Saskatchewan Fine Craft artists and artisans are incredibly talented and
creative. They enrich our province by creating beauty. As Executive
Director of the Craft Council, my job is to help the Board serve our
membership and Saskatchewan communities. I’m new to both the job and the
cultural sector, but bring skills and experience obtained both in public
service and successfully operating my own businesses.
Thomas Tait is Publisher of Galleries West magazine, which he
launched in 2002 after twenty years as Founding Publisher of WHERE
Calgary magazine. A native Albertan, Tom served in the Canadian Foreign
Service at Canadian Embassies in Paris and Kinshasa.
Linda Tremblay is the Director of Marketing at the Conseil des
Métiers d'Art du Québec (CMAQ / Quebec Craft Council). She is also in
charge of two major CMAQ activities; cerification and exporting. Linda
ran her own design and marketing company for many years before being
appointed to her current position at CMAQ. As marketing director she is
responsible for 2 boutiques that represent many of the 900 artist
members at CMAQ and 1 gallery-boutique representing 30 world-class fine
craft artists and their selected works. Linda is also leading the
project of having Quebec fine crafts officially certified as authentic.

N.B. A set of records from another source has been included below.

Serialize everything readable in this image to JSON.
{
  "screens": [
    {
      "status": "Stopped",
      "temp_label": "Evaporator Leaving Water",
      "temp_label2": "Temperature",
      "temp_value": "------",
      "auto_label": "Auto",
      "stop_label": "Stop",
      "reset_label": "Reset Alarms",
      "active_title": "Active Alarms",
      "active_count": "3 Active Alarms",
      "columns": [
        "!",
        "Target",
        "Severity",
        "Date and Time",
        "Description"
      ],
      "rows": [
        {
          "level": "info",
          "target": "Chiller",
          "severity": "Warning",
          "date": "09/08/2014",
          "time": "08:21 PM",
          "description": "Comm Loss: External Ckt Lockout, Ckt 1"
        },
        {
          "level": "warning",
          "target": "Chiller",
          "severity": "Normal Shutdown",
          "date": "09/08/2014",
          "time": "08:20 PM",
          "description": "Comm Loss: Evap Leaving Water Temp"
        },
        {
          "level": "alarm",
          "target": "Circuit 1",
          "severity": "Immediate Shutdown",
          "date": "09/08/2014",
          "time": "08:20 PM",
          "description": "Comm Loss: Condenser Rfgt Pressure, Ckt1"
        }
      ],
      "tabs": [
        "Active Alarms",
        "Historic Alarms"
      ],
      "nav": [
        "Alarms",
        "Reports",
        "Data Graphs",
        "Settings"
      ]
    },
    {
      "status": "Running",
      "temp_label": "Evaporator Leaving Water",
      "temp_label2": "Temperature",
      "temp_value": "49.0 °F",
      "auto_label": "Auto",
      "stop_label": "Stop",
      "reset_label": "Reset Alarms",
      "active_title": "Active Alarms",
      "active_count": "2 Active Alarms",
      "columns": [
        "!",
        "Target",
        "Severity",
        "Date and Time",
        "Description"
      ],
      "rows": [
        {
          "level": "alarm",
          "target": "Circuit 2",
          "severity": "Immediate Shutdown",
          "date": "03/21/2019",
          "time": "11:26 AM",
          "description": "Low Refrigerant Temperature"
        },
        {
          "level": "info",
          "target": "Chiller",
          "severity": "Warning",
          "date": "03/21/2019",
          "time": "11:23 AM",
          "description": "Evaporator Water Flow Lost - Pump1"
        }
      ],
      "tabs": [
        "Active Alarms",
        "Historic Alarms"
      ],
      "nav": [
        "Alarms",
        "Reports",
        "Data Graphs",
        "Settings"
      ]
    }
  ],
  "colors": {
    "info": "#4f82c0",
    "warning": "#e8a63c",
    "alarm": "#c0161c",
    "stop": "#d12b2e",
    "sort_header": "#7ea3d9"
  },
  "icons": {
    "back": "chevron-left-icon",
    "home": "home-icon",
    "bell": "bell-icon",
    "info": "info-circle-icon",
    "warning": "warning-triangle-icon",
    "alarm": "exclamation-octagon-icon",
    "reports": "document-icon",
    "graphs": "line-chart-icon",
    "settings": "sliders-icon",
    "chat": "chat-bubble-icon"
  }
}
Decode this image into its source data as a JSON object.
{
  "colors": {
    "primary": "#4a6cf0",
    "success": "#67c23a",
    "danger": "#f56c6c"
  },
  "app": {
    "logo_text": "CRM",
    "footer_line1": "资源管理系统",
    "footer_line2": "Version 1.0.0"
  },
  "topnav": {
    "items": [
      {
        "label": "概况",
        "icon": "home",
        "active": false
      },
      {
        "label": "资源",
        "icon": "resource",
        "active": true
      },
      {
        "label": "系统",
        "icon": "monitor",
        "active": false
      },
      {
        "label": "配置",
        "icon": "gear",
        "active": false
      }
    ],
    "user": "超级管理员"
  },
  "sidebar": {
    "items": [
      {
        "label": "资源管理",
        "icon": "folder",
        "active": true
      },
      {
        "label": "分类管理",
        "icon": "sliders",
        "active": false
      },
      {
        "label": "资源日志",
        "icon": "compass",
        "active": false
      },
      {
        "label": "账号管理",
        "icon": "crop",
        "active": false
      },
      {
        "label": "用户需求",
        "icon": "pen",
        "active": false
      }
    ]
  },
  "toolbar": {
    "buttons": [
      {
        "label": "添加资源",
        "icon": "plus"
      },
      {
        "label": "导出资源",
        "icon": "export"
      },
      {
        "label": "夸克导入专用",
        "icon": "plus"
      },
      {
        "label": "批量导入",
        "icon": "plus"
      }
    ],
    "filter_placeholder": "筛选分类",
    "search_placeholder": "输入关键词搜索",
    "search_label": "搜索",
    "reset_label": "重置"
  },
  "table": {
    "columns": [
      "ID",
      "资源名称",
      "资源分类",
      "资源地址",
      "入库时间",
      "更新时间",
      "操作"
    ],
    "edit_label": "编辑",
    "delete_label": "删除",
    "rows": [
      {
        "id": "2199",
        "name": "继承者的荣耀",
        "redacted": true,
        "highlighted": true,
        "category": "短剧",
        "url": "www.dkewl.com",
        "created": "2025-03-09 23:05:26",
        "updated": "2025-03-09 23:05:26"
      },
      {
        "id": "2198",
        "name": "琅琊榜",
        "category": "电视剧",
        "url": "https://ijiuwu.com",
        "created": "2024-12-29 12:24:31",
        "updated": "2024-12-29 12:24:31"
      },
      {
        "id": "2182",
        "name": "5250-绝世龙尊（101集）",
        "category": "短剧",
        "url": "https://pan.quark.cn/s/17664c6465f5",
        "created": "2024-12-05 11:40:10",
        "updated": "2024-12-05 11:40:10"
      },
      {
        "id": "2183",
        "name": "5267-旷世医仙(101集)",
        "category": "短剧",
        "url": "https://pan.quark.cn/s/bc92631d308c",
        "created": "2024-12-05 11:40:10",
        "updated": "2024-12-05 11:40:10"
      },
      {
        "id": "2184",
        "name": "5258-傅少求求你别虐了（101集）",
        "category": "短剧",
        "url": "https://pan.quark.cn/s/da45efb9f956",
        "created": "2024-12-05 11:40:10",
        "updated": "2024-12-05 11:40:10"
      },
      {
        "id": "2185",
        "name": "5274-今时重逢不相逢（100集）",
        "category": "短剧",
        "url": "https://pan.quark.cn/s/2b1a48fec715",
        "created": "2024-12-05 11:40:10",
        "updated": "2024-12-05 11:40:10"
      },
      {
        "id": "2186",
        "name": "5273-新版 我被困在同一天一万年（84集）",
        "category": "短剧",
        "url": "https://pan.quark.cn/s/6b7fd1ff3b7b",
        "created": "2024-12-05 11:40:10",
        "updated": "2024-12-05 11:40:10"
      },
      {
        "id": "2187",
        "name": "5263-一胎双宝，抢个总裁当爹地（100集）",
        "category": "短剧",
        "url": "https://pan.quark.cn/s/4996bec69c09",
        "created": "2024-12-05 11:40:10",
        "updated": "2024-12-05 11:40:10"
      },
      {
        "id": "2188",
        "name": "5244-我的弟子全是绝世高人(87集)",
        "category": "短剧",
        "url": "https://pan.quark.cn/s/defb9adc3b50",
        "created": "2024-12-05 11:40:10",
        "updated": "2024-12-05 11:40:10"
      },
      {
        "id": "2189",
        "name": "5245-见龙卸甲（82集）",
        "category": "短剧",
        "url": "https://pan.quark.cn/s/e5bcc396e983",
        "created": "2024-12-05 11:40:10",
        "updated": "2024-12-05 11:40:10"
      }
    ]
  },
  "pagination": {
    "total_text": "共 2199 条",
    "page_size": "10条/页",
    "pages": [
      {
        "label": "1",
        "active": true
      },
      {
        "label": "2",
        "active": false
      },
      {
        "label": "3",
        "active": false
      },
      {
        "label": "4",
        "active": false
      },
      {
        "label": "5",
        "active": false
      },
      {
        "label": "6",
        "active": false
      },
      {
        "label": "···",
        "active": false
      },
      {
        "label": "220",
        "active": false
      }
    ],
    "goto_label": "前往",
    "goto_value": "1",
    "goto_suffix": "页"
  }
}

In addition, she travels abroad exploring new markets and directs the
Crea Gallery which is CMAQ's international gallery that participates in
prestigious exhibitions such as SOFA Chicago, SOFA New York, Palmbeach³,
Musicora in Paris, France and soon Collect in London, UK. Linda also
oversees the planning and organization of the Salon des Métiers d'Art du
Québec, North America's largest annual craft show. Linda was recently
named one of the 1000 Femmes Montréal, honoring 1000 select women who
have made an impact on Montreal society.
Kari Woo, B.F.A. Independent Maker and Designer. Kari has been in
the metal arts field since 1993. In 2003 she received her BFA with
Distinction from the Alberta College of Art & Design, specializing in
Jewellery and Metals. Her work is exhibited and collected in the USA,
Europe and across Canada and was recently published in two international
anthologies of art jewellery. She maintains a full-time studio practice
in Calgary, is co-founder of INFLUX Jewellery Gallery, and is a
dedicated Craft advocate and activist creating and promoting collectives
and events that spread the good word of Craft!